Scientists don't know how to predict drought a month or more in advance for most locations. Predicting drought depends on the
ability to forecast two fundamental meteorological surface parameters, precipitation and temperature. From the historical record
we know that climate is inherently variable. We also know that anomalies of precipitation and temperature may last from several
months to several decades. How long they last depends on air-sea interactions, soil moisture and land surface processes,
topography, internal dynamics, and the accumulated influence of dynamically unstable synoptic weather systems at the global
scale.

The potential for improved drought predictions in the near future differs by region, season, and climatic regime.

The Tropical Outlook

In the tropics, for example, meteorologists have made significant advances in understanding the climate system. Specifically, it is
now known that a major portion of the atmospheric variability that occurs on time scales of months to several years is
associated with variations in tropical sea surface temperatures. The recently completed Tropical Ocean Global Atmosphere
(TOGA) project has produced results that suggest that it may now be possible to predict certain climatic conditions associated
with ENSO events more than a year in advance. For those regions whose climate is greatly influenced by ENSO events, TOGA
project results may help produce more reliable meteorological forecasts that can reduce risks in those economic sectors most
sensitive to climate variability and, particularly, extreme events such as drought.

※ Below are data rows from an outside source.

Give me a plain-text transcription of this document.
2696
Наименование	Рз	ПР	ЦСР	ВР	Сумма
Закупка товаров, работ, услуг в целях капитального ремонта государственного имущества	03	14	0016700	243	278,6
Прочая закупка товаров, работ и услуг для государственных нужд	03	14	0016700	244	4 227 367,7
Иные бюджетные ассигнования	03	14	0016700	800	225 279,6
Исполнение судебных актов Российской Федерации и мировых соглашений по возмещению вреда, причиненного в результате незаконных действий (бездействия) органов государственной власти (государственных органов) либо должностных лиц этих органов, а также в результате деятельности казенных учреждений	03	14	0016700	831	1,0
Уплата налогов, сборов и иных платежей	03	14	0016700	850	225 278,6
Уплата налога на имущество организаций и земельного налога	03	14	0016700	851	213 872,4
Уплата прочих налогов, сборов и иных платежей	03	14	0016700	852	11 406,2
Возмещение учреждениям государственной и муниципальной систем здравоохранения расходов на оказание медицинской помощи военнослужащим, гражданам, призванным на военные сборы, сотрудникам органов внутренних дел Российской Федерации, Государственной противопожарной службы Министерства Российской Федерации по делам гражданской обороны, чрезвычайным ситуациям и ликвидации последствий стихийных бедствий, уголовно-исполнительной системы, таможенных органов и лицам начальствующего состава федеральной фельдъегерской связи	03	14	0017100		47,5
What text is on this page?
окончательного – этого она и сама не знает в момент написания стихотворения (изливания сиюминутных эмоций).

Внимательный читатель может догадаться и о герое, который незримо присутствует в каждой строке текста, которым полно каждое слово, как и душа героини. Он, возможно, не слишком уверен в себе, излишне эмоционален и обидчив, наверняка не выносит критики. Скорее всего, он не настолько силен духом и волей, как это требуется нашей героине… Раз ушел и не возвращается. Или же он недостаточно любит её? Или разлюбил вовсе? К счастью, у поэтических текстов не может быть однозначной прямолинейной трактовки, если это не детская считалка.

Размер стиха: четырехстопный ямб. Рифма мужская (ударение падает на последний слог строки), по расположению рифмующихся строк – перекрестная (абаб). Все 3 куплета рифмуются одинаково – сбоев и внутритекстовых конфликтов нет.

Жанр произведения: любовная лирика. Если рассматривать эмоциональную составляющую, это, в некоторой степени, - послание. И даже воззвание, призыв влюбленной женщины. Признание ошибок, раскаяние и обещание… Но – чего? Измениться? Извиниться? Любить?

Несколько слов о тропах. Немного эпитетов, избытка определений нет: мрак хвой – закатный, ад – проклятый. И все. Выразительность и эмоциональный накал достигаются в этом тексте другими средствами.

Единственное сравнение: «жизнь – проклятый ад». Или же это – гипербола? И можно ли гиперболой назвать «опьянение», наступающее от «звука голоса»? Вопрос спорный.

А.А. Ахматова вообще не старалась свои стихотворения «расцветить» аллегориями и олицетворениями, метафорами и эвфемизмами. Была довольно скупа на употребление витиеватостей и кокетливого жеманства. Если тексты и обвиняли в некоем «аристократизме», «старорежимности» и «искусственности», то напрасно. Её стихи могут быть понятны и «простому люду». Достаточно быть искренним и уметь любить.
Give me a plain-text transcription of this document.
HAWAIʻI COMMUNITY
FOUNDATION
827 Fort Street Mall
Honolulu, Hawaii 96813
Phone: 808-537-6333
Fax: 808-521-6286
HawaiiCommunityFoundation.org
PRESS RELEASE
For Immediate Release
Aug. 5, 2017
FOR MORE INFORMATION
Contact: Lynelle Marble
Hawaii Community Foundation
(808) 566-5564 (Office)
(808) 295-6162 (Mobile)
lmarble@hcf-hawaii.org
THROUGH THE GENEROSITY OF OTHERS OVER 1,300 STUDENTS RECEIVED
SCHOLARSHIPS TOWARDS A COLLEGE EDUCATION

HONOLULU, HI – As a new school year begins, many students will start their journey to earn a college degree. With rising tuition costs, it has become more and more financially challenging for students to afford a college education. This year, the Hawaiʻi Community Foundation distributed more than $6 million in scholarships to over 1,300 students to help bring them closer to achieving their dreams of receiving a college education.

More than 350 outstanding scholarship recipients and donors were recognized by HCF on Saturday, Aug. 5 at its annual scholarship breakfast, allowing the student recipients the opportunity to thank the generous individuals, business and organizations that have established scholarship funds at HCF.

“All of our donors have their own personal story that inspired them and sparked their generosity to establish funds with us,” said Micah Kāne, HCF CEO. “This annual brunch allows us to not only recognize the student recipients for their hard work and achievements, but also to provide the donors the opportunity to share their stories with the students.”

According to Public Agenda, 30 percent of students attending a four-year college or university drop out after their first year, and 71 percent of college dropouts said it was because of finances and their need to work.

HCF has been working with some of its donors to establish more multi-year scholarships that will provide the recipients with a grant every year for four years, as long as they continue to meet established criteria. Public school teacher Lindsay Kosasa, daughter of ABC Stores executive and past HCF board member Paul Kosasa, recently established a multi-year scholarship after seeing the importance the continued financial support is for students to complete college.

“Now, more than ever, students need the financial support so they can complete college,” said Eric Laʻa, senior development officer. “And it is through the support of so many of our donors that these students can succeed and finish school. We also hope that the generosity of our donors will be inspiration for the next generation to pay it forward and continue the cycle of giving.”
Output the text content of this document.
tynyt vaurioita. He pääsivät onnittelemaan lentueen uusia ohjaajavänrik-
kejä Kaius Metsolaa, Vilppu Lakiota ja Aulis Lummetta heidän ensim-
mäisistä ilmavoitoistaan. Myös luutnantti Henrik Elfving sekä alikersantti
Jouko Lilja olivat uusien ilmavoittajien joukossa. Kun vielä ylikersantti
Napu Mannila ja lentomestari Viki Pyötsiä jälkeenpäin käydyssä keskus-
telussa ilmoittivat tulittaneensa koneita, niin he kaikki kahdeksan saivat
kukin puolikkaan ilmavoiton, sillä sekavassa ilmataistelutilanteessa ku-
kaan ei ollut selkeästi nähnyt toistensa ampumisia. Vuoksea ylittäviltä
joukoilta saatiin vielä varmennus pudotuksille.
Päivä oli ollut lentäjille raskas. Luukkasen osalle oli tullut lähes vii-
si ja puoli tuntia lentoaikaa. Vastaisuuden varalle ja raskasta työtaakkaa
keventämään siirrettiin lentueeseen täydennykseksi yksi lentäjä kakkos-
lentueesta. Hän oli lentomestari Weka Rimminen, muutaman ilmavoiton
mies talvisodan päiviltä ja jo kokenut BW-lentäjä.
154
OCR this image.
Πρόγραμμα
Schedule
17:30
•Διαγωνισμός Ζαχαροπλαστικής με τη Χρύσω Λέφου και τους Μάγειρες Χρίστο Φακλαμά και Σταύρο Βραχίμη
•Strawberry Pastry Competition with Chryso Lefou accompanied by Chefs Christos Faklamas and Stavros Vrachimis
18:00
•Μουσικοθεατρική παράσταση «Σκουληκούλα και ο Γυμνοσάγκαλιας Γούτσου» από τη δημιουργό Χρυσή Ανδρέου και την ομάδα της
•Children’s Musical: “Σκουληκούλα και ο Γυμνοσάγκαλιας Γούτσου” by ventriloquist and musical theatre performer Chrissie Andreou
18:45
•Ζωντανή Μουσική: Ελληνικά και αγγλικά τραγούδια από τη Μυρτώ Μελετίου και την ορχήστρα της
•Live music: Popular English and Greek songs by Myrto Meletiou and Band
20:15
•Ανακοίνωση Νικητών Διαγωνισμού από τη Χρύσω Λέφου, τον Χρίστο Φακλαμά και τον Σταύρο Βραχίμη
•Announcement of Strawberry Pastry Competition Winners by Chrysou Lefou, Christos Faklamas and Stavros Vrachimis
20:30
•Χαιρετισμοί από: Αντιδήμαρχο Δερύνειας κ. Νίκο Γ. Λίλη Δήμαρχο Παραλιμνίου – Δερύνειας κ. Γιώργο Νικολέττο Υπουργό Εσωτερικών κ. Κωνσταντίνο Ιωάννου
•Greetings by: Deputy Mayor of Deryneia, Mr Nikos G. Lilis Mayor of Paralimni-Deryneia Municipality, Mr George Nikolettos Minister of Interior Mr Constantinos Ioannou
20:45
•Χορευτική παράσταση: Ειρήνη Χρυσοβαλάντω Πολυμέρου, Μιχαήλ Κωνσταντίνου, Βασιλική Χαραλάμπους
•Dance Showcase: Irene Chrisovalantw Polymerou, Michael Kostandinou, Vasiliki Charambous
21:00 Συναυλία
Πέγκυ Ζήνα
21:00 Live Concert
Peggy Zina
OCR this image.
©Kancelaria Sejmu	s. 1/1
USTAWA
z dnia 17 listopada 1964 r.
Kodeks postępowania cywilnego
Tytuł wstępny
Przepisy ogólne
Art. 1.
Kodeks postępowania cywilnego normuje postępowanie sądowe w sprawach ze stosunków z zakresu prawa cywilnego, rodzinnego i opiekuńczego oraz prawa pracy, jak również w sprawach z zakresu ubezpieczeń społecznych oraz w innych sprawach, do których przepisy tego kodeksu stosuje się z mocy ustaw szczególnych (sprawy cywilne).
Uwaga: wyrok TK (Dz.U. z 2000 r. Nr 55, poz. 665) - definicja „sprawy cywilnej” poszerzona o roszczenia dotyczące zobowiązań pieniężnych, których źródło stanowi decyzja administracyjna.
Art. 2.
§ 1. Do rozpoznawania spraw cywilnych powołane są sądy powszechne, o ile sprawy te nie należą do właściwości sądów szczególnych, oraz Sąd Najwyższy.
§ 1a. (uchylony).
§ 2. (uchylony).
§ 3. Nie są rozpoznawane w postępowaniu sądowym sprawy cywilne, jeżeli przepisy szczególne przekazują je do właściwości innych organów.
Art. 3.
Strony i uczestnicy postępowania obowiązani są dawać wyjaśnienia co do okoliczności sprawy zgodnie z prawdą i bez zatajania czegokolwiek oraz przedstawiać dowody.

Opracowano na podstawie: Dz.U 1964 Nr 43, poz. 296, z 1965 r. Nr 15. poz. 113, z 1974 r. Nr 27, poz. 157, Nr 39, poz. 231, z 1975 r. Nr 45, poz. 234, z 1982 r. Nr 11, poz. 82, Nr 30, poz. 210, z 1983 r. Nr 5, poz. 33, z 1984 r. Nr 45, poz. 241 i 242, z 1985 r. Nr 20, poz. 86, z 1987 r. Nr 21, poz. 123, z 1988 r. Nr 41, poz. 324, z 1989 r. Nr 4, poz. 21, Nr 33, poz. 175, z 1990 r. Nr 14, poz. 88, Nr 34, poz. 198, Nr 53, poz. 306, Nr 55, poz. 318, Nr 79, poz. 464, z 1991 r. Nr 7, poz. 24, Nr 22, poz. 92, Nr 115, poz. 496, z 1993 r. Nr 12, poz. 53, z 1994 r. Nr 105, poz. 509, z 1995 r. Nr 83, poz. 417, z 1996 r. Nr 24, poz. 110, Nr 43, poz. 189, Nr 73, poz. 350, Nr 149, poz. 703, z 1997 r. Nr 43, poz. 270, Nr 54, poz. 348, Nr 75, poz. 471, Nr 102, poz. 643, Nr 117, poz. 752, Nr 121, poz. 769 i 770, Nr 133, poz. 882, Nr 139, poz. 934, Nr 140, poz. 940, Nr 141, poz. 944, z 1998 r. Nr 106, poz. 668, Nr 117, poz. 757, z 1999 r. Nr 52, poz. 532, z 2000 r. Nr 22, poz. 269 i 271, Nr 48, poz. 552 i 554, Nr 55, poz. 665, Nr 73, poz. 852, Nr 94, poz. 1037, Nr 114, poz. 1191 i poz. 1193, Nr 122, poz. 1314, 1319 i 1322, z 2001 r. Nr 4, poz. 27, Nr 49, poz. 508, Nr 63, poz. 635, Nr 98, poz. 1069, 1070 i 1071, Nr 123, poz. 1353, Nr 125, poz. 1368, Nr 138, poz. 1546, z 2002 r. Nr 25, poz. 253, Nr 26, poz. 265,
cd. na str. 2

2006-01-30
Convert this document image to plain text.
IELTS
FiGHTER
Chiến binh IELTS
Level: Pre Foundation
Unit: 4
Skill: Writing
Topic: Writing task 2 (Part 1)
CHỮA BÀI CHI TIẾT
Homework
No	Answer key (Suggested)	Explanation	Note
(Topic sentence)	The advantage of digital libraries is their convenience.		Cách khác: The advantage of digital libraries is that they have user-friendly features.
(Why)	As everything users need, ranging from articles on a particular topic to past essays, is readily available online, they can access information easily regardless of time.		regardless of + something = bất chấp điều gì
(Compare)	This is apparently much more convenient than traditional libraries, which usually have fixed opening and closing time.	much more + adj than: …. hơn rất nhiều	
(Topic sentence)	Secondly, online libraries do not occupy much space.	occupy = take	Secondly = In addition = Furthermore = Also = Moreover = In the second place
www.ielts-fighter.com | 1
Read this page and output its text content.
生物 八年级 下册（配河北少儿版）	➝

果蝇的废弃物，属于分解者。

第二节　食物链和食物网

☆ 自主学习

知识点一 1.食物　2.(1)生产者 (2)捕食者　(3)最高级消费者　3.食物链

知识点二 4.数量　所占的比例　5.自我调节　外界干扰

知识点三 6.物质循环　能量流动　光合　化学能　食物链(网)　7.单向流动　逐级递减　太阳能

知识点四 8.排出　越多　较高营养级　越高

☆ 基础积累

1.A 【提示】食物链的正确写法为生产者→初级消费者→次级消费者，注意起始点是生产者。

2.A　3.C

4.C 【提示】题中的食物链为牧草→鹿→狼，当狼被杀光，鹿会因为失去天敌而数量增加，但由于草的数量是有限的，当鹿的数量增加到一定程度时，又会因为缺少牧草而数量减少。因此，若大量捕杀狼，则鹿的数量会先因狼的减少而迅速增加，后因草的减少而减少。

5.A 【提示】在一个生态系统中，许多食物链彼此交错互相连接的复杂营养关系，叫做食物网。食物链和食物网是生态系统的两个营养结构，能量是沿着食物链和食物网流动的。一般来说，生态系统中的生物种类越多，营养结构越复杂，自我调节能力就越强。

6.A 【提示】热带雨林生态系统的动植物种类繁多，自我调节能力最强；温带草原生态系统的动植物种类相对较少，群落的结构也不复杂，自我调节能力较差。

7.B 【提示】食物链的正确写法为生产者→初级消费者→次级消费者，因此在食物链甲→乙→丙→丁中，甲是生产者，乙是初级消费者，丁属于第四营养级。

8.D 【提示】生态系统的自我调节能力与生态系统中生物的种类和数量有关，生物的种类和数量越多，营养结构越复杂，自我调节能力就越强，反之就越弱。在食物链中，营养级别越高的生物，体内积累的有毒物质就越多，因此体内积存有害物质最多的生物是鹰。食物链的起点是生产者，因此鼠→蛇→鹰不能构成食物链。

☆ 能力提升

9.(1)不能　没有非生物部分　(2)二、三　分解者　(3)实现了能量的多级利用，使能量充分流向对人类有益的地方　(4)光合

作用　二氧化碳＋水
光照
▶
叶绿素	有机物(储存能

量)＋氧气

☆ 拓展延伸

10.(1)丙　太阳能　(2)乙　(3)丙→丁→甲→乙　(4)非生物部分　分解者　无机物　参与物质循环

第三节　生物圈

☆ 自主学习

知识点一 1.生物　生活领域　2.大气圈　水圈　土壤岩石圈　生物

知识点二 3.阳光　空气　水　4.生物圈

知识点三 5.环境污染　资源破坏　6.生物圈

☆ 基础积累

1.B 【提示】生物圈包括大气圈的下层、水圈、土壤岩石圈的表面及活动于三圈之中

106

The Temperate Zone Outlook

In the extratropical regions, current long-range forecasts are of very limited reliability. The ability that does exist is primarily the
result of empirical and statistical relationships. In the tropics, empirical relationships have been demonstrated to exist between
precipitation and ENSO events, but few such relationships have been confirmed above 30 degrees north latitude.
Meteorologists do not believe that reliable forecasts are attainable for all regions a season or more in advance.